Beyond funding, binding international rules are critical for ensuring rapid sharing of pathogen samples and related data. The sharing of genomic sequencing data on SARS-CoV-2 by scientists in China on the publicly accessible GISAID platform in January 2020 jump-started the development of diagnostics and vaccines worldwide. Rapid international sharing of genomic sequencing data has also been essential for tracking emerging variants. But such data sharing rests on soft norms of scientific cooperation and is not reliable. International sharing of physical pathogen samples is also critical but lagged behind the flow of sequencing data. An international agreement could mandate rapid, open sharing of both samples and data, contingent on guaranteed access to the resulting benefits (e.g., research results, scientific credit, training opportunities, and countermeasures) for the originating researchers and countries. The 2011 Pandemic Influenza Preparedness Framework developed by member countries of the World Health Organization (WHO) established such a quid pro quo: all countries agreed to share influenza samples with a WHO laboratory network in exchange for assured access to at least some vaccines and other technologies that companies would subsequently develop. The political bargain that this framework struck provides a foundation on which to build stronger rules covering all pathogens and data.
After vaccines are developed, there is likely to be at least an initial scarcity of global supply. Ideally, all governments would commit to consume only their fair share and to permit exports of vaccines produced in their jurisdictions. But such promises are not politically credible. A more reliable strategy is to build scientific and industrial capacity to develop and produce adequate volumes of countermeasures in all regions and to negotiate rules ensuring that knowledge and technology are globally shared, even when physical products are not. Using and expanding regional manufacturing hubs today are necessary steps toward ending the current pandemic and preparing for the next one.

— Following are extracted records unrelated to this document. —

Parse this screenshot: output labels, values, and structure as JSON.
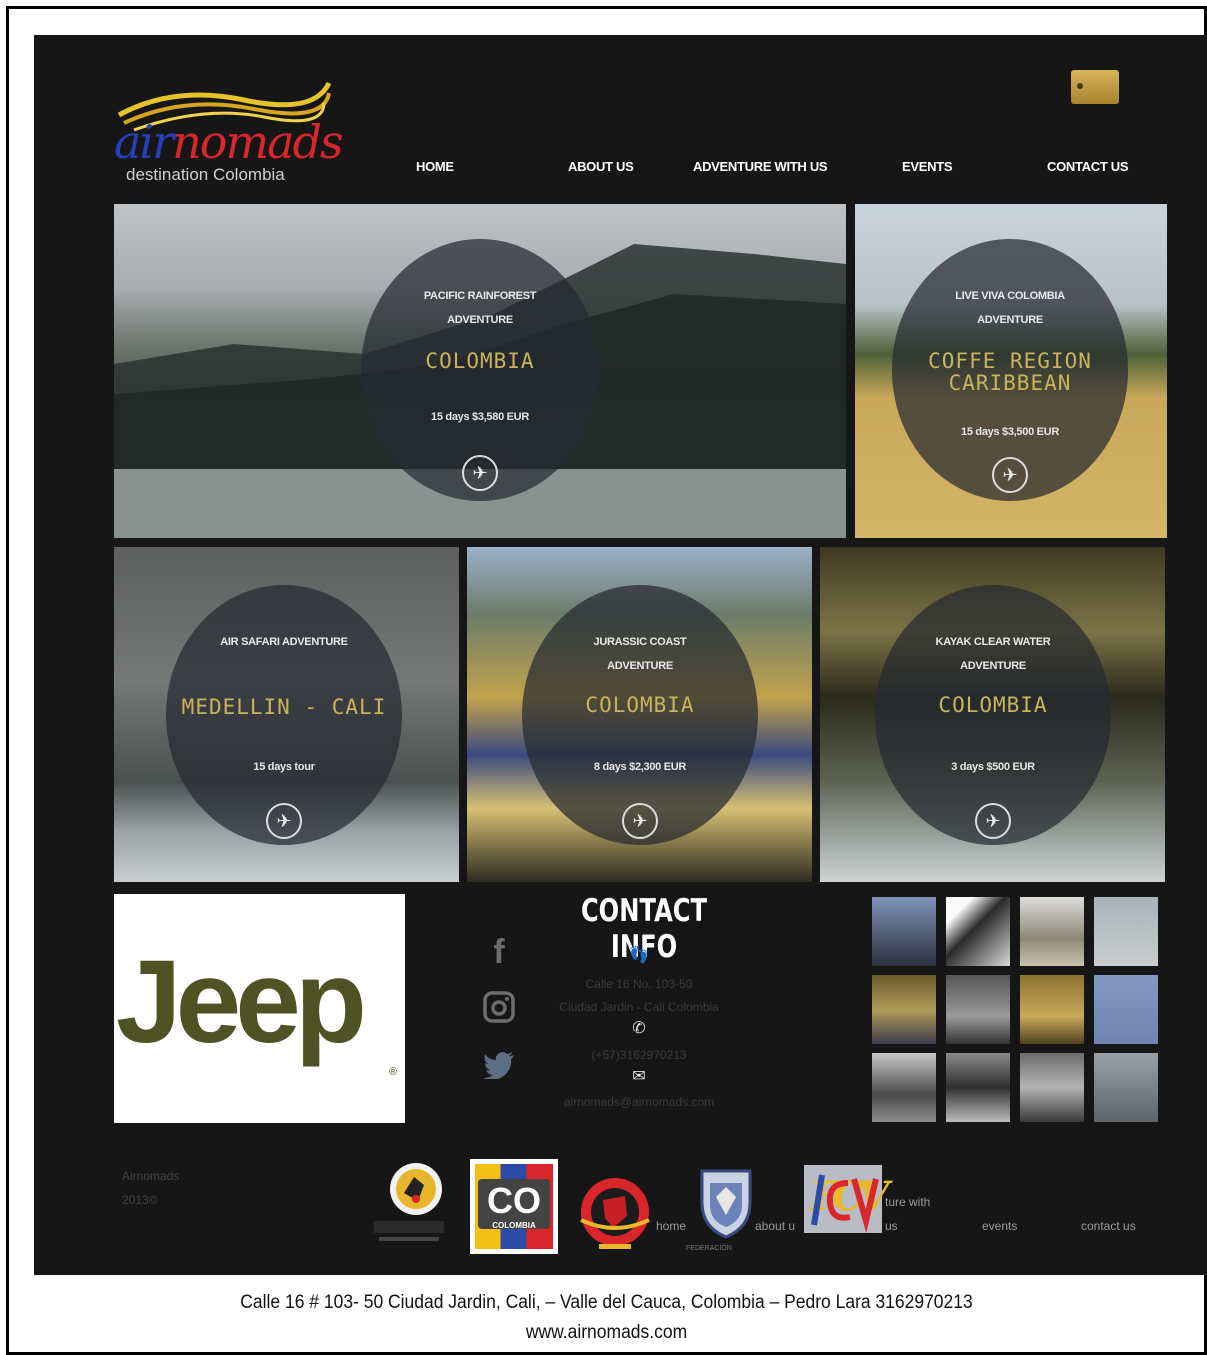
{
  "header": {
    "logo_part1": "air",
    "logo_part2": "nomads",
    "tagline": "destination Colombia"
  },
  "nav": {
    "items": [
      "HOME",
      "ABOUT US",
      "ADVENTURE WITH US",
      "EVENTS",
      "CONTACT US"
    ]
  },
  "tours": [
    {
      "subtitle_1": "PACIFIC RAINFOREST",
      "subtitle_2": "ADVENTURE",
      "destination_1": "COLOMBIA",
      "destination_2": "",
      "price": "15 days $3,580 EUR",
      "icon": "bird-icon"
    },
    {
      "subtitle_1": "LIVE VIVA COLOMBIA",
      "subtitle_2": "ADVENTURE",
      "destination_1": "COFFE REGION",
      "destination_2": "CARIBBEAN",
      "price": "15 days $3,500 EUR",
      "icon": "bird-icon"
    },
    {
      "subtitle_1": "AIR SAFARI ADVENTURE",
      "subtitle_2": "",
      "destination_1": "MEDELLIN - CALI",
      "destination_2": "",
      "price": "15 days tour",
      "icon": "bird-icon"
    },
    {
      "subtitle_1": "JURASSIC COAST",
      "subtitle_2": "ADVENTURE",
      "destination_1": "COLOMBIA",
      "destination_2": "",
      "price": "8 days $2,300 EUR",
      "icon": "bird-icon"
    },
    {
      "subtitle_1": "KAYAK CLEAR WATER",
      "subtitle_2": "ADVENTURE",
      "destination_1": "COLOMBIA",
      "destination_2": "",
      "price": "3 days $500 EUR",
      "icon": "bird-icon"
    }
  ],
  "sponsor": {
    "name": "Jeep",
    "reg": "®"
  },
  "contact": {
    "title": "CONTACT INFO",
    "address_1": "Calle 16 No. 103-50",
    "address_2": "Ciudad Jardin - Cali Colombia",
    "phone": "(+57)3162970213",
    "email": "airnomads@airnomads.com",
    "social": [
      "facebook-icon",
      "instagram-icon",
      "twitter-icon"
    ]
  },
  "footer": {
    "copyright_1": "Airnomads",
    "copyright_2": "2013©",
    "links": [
      "home",
      "about u",
      "ture with",
      "us",
      "events",
      "contact us"
    ],
    "partner_co": "CO",
    "partner_co_sub": "COLOMBIA",
    "partner_fcv": "FCV",
    "partner_fed": "FEDERACIÓN"
  },
  "caption": {
    "line_1": "Calle 16 # 103- 50 Ciudad Jardin, Cali, – Valle del Cauca, Colombia – Pedro Lara 3162970213",
    "line_2": "www.airnomads.com"
  },
  "colors": {
    "background": "#161616",
    "accent_gold": "#c9b35b",
    "jeep_olive": "#4f5324"
  }
}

In 2013, governments rejected the chance to advance a WHO treaty establishing an international public fund for medicines R&D and rules making the resulting technology openly accessible. We should not lose the opportunity now to craft international laws that would make future pandemic vaccines available to all as global public goods and avert a repeat of the ethical, epidemiologic, and economic catastrophe that is unfolding today.